I've seen this question pop up for just about anything I've ever asked students to do — choice reading, mechanics warm-ups, whole-class complex texts, articles of the week — but until recently, I've only approached it one way: with me explaining why the thing is valuable. As I put it in the Teaching with Articles course, I think teachers have to master the apologetics of the things we want kids to do. We have to be ready and willing to provide convincing cases that, indeed Emily, knowing the names of places is worth your time and effort.
But recently, I've come across some fascinating work around an interventional approach to motivation called “expectancy-value” theory, and it's an approach that attends to two of the four academic mindsets I've been writing about lately (see Figure 1).
A Simple Expectancy-Value Activity for Helping Students Care About Your Coursework
When kids walk in, I have the following warm-up slide on the screen. (See Figure 2.) The specific wording isn't critical, but what's important is that I have students reflect in writing about the usefulness of what they've learned during a given time period in my class. In other words, I'm having them do the apologetics work rather than me.

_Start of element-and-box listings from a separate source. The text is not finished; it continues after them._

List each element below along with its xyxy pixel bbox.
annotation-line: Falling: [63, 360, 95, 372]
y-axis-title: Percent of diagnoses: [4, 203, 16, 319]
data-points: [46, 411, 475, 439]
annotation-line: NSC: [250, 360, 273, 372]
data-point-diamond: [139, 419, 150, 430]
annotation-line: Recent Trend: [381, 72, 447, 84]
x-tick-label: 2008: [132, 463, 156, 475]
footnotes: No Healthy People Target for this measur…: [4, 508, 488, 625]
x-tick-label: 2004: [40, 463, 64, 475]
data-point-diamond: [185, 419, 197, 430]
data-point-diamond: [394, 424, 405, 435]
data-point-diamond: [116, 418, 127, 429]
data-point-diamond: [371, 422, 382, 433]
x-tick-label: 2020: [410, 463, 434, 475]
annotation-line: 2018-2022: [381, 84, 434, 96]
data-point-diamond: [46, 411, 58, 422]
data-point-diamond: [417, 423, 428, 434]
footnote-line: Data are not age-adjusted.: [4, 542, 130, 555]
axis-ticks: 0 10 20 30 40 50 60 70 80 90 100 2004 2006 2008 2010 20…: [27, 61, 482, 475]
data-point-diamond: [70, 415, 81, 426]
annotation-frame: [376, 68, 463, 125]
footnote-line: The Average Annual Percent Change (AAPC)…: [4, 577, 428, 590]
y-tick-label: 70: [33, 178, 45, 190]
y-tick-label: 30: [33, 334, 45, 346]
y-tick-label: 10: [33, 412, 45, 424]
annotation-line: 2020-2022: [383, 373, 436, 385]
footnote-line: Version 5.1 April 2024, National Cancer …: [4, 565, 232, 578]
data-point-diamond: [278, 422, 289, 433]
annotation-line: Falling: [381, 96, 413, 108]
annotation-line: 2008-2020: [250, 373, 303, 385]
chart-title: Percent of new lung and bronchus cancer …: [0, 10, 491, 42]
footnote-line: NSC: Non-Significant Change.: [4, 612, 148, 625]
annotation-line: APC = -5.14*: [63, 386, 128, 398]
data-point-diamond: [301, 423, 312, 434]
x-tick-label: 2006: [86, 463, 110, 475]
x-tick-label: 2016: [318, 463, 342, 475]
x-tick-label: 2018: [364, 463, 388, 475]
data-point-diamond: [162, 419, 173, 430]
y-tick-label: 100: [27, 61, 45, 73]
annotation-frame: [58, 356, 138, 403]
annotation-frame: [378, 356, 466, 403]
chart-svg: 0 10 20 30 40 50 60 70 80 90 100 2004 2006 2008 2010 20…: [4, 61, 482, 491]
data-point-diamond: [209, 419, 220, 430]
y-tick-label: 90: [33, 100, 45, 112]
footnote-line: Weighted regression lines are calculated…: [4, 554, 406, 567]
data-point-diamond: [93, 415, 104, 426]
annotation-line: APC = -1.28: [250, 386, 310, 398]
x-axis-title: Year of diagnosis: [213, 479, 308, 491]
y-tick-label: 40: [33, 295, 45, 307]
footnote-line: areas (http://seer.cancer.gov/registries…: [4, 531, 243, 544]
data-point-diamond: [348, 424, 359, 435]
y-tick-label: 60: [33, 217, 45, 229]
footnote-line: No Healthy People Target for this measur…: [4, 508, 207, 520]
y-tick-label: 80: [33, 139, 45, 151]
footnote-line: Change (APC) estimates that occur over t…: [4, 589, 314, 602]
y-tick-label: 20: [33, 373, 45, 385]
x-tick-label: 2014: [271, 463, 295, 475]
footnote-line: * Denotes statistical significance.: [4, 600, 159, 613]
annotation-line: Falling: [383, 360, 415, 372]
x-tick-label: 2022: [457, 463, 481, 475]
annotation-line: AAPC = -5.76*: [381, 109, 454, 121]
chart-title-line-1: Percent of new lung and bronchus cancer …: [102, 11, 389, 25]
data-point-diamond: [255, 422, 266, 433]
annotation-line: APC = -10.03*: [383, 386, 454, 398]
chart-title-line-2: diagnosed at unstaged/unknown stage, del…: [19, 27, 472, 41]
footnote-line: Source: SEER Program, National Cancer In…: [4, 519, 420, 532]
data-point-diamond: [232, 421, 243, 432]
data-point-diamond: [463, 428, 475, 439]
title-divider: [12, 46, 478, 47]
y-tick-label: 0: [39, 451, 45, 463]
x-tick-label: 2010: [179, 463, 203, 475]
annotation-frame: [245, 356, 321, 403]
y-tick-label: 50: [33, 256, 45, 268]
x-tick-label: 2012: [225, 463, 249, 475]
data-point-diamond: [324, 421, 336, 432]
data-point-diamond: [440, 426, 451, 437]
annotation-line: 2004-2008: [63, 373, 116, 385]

I give students five minutes for the task, pushing them as I always do to produce the 100 words. Afterwards, I have the kids do a quick Think-Pair-Share, calling on volunteers or random “index card” students during Share. This should take ten minutes maximum and can be done as infrequently as once per month.
The research base
This intervention is based on three studies, all of which have Chris Hulleman's name on them. (See Figure 3. )
In each study, it's important to notice that the “This work has value for me” mindset increased specifically in kids who had either low expectancy of performance (i.e., kids who didn't subscribe to the “I can succeed at this” mindset) or low actual performance. In other words, the simple activity that my warm-up slide presents is likely only going to have an effect on the mindsets of kids in my class with low expectancy. Thus, we are provided with a classic example of the limitations of interventional approaches to student motivation — they tend to produce effects in only subsets of the student population.
However, since such a writing exercise would also serve the end of increasing the quantity of writing our students do and letting kids rehearse previously learned information, this task is valuable for all kids. As an additional bonus, this falls solidly in the category of provisional writing, so there's no need to micro-grade it.
In short, this activity costs us very little (about 10 minutes per month) and has an evidence-based likelihood of making a difference for a certain kind of unmotivated kid by increasing value and thereby increasing performance.
- See “Harnessing Values to Promote Motivation in Education,” by Judith M. Harackiewicz, Yoi Tibbetts, Elizabeth Canning, and Janet S. Hyde for the full chart.